Why you should listen

The daughter of Bangladeshi immigrants, Kashfia Rahman grew up as a minority in a homogenous community in Brookings, South Dakota. When she was in high school, she noticed her peers frequently succumbing to risky behaviors as well as the ruthless burdens of stress and peer pressure. Working directly on peers at her school, she dedicated research to studying the neuroscientific and psychological processes underlying these behaviors, and how the environment plays a role in emotion-processing and cognitive functioning in teens. With the hopes of raising awareness to minimize the potential for engaging in harmful behaviors, she took her research to the Intel International Science and Engineering Fair, a culmination of 1,800 students from over 75 countries sometimes described as the "Olympics of science fairs." For her research projects, she was awarded first place in her category as well as was recognized by the National Institutes on Drug Abuse and the American Psychological Association.
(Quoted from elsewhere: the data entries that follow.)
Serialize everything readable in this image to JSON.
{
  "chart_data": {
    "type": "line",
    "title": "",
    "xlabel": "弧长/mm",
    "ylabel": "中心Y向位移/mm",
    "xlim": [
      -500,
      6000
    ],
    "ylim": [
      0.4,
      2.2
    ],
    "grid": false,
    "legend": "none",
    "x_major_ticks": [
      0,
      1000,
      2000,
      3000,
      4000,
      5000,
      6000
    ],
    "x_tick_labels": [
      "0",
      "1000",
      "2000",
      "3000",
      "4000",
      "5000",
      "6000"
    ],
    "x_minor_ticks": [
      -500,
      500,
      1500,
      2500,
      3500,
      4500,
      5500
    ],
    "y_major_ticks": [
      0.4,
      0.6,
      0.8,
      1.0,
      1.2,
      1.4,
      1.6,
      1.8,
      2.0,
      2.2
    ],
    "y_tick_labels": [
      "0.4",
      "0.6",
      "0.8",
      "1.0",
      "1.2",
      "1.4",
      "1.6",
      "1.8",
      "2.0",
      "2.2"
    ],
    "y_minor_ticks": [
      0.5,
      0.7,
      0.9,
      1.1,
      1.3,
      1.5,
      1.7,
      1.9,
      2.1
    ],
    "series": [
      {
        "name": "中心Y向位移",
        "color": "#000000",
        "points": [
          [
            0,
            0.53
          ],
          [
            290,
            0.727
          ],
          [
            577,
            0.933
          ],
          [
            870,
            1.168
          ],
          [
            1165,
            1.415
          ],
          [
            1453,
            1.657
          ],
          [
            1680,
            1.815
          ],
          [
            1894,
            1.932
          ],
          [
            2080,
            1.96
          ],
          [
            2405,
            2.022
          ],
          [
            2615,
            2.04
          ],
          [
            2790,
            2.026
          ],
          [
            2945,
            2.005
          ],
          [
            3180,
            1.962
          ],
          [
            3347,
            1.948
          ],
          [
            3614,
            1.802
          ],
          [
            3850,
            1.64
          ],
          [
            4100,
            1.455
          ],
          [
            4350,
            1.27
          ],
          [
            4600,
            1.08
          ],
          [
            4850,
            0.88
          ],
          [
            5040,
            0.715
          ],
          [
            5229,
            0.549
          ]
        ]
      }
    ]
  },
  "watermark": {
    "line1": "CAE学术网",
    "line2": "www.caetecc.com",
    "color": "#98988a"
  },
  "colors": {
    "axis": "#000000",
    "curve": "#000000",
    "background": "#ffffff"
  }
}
Rahman is also a Google Science Fair finalist and a Regeneron Science Talent Search Scholar. Featured in the National Geographic documentary Science Fair for her dedication to science research, Rahman is passionate about sharing her pathway to research and strives to expand the platform for marginalized and disempowered voices. She is also interested in bridging the gender and racial gap in the field of STEM and in advocating for healthy environments to improve teens' behavioral and mental health.